中にいた生徒に軽く手を上げて挨拶すると、奥のカウンターに向かう。
「何かしたように見せて、なにもしてない。ただ、幻覚を見せてただけ。」
「つまり、今言ったことは?」
「出来なくはないけどやりはしない。やってくる奴いるかもだから気をつけなよ。」
「いや、そんなのを思いつくのは君くらいだよ。」
近くの棚の本を直しながら進む。
チラとみただけで並びが違うことに気付くとか凄いね!
ちょっと気持ち悪いねぇ。
「本当はきちんと電撃はでていたの。ただ、見えないように隠したの。」
「でも、僕は君に向けて撃ったはずだよ?当たらなかったの?」
「あなたが当てたのは私の人形。私は痛くも痒くもないわ。」
「歩いてきたのは?」
「動かした。で、あなたの背後で、入れ替わった。振り向いてくれなくて良かったわ。」
そうだったか。と、ラクトは苦く笑った。
「全く、君には勝てないね。」
「去年は勝ったくせに。」
「毎年、一勝一敗だ。」
「全くよ。」
椅子に深く体重をかけると、
アエラは肩をぐるりと一回、回した。
疲れるのよ、と、訴えている。
あははと、ラクトは笑う。
「面白くないわ。」
「同意だね。
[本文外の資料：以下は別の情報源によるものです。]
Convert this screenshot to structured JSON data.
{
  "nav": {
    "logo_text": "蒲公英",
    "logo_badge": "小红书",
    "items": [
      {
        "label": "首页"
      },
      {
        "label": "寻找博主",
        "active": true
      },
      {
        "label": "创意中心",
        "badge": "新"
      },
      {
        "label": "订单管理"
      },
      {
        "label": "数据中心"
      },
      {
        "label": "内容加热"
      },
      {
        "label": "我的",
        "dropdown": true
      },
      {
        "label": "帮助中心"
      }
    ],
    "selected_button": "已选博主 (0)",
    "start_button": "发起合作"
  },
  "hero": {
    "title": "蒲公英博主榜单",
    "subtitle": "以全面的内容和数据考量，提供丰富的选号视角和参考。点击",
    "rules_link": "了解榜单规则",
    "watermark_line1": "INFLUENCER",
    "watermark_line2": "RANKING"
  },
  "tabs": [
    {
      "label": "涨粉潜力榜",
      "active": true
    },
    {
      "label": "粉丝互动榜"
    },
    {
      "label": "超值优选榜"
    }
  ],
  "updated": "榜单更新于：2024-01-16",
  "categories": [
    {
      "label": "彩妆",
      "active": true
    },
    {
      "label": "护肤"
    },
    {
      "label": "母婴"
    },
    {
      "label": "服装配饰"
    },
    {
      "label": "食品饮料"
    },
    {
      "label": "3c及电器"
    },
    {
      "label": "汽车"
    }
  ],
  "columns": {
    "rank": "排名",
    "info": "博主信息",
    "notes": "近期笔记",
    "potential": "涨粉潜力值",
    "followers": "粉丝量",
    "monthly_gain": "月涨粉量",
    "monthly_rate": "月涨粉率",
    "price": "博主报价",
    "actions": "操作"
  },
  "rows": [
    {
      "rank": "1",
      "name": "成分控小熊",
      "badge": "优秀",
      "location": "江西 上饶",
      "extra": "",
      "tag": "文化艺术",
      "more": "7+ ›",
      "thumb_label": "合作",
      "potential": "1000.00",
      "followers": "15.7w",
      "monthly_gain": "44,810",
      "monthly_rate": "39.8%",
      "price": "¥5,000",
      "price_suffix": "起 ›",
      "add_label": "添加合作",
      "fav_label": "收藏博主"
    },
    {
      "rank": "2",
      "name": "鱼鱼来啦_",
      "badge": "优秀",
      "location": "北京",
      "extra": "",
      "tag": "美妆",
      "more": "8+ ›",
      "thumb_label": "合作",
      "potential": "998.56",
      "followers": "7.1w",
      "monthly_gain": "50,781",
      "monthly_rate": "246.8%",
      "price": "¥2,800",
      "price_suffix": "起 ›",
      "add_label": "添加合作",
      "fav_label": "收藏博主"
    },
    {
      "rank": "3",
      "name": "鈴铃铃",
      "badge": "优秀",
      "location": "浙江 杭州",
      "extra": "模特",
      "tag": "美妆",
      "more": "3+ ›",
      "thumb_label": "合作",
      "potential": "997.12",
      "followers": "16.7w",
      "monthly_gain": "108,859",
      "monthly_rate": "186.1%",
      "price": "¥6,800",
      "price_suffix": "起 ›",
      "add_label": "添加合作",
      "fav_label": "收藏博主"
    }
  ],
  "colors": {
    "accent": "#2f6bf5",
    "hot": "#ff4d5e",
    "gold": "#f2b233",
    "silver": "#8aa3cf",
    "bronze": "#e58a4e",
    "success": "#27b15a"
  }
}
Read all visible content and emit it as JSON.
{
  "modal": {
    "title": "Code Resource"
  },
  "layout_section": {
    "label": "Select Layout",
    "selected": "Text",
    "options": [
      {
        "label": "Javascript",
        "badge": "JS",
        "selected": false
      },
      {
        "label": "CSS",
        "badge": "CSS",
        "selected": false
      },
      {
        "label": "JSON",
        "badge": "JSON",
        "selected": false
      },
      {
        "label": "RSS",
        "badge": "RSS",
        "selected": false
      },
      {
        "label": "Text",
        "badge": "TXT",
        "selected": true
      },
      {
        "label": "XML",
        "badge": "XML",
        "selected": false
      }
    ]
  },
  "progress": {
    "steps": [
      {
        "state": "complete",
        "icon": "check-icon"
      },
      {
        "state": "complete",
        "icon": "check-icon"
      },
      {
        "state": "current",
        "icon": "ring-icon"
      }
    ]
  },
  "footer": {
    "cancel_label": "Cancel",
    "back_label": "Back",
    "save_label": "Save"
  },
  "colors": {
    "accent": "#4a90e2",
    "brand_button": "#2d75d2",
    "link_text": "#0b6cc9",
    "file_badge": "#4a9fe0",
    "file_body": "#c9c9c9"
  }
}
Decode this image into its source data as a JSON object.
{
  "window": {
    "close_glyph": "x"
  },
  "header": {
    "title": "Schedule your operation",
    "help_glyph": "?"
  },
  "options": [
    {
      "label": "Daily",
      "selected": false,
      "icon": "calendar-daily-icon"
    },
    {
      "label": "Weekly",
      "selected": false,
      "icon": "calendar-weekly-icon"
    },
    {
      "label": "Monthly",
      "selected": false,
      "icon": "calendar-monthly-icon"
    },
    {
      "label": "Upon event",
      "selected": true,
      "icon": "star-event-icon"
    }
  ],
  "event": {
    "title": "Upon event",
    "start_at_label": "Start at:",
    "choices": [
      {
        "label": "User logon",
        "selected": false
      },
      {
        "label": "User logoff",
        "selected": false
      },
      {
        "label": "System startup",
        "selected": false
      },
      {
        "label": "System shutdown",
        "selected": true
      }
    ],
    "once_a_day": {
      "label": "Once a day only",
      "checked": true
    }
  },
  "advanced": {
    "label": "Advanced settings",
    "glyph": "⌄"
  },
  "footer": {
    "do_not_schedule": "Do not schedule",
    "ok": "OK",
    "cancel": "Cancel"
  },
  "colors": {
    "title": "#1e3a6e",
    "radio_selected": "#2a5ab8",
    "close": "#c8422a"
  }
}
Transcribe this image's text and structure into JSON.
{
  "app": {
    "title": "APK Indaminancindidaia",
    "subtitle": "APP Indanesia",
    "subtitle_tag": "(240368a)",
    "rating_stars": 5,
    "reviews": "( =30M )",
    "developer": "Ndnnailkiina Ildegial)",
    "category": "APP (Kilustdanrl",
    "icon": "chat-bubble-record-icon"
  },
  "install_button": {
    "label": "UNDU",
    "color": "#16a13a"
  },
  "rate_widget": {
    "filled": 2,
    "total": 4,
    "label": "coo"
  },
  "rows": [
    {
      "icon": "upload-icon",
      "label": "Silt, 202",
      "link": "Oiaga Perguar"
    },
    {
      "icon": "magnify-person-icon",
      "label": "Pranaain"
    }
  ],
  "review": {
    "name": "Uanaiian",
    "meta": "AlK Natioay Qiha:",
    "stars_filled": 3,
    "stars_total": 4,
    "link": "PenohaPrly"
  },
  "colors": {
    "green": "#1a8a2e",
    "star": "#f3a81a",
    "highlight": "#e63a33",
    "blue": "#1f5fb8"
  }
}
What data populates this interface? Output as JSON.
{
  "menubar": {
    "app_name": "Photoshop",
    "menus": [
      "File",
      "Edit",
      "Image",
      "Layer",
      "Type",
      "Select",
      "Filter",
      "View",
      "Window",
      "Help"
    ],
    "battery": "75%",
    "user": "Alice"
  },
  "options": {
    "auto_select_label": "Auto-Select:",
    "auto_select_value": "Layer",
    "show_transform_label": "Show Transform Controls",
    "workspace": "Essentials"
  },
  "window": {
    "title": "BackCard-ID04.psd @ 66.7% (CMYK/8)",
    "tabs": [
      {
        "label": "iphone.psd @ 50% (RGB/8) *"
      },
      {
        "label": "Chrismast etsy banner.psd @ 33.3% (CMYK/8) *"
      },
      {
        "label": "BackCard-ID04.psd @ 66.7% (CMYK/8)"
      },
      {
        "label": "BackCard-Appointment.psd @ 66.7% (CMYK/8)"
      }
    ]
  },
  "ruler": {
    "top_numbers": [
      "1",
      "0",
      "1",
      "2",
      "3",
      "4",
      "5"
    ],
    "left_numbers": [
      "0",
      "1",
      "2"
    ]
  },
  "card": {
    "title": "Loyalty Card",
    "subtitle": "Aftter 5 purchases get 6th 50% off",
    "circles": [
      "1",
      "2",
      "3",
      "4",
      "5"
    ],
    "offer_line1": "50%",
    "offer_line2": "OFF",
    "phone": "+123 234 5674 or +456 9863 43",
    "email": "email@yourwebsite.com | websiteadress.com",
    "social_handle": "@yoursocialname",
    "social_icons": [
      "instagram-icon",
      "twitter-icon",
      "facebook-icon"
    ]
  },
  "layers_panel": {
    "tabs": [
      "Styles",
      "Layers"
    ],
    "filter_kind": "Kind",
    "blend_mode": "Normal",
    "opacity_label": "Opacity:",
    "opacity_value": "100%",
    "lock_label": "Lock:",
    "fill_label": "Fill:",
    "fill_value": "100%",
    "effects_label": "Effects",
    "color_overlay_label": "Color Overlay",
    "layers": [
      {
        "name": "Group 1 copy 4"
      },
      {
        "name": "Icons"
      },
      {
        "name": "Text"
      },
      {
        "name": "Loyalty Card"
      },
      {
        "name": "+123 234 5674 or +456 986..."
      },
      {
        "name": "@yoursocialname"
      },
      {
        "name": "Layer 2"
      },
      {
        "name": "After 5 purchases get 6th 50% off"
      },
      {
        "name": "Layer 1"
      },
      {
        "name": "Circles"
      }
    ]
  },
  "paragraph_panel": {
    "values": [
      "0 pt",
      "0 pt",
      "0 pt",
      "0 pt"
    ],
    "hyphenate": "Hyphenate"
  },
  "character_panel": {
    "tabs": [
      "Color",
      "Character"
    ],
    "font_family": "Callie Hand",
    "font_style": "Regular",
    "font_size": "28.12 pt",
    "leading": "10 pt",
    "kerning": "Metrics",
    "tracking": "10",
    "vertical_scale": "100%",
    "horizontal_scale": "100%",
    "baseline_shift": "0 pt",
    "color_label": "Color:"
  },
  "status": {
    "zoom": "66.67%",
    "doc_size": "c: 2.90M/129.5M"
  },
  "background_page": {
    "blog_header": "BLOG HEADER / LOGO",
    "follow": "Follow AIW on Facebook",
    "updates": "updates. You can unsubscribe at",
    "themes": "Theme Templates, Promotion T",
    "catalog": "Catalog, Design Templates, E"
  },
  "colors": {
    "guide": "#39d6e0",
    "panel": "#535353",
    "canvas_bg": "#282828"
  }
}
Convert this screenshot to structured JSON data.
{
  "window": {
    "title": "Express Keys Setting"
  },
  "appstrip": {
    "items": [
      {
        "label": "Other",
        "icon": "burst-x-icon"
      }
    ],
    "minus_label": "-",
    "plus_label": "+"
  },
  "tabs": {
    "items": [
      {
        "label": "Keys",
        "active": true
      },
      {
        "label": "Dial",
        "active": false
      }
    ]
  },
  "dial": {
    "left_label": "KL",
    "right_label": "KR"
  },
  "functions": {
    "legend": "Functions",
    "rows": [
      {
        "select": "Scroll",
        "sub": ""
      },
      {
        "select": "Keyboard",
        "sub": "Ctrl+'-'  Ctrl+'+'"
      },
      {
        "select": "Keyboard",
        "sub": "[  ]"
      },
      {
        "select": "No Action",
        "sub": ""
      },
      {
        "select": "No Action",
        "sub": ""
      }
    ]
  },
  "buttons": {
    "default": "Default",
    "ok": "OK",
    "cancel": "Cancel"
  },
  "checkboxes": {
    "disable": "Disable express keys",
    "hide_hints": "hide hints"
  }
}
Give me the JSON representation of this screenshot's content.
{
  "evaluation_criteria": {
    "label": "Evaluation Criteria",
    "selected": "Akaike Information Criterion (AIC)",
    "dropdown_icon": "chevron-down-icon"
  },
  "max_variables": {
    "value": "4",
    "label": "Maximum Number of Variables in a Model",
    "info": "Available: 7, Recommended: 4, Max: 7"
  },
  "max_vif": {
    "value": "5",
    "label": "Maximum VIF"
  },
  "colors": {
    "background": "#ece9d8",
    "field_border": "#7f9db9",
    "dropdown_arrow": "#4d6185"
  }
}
」
いつかは本気で戦うことがあるかもしれない二人は、
互いにあるどうしても凌駕できない敵を
心の底から嫌がっていた。
そしてまた、何時まで経っても隣にいるそいつを、
心底敬愛してもいた。
***
こんにちは。まりりあです。
上のアエラとラクトですが、
恋愛感情とかは全くないですよ?
ただ、宿敵だな!っと、思ってる感じです。
青春だねぇ……
では、また次回。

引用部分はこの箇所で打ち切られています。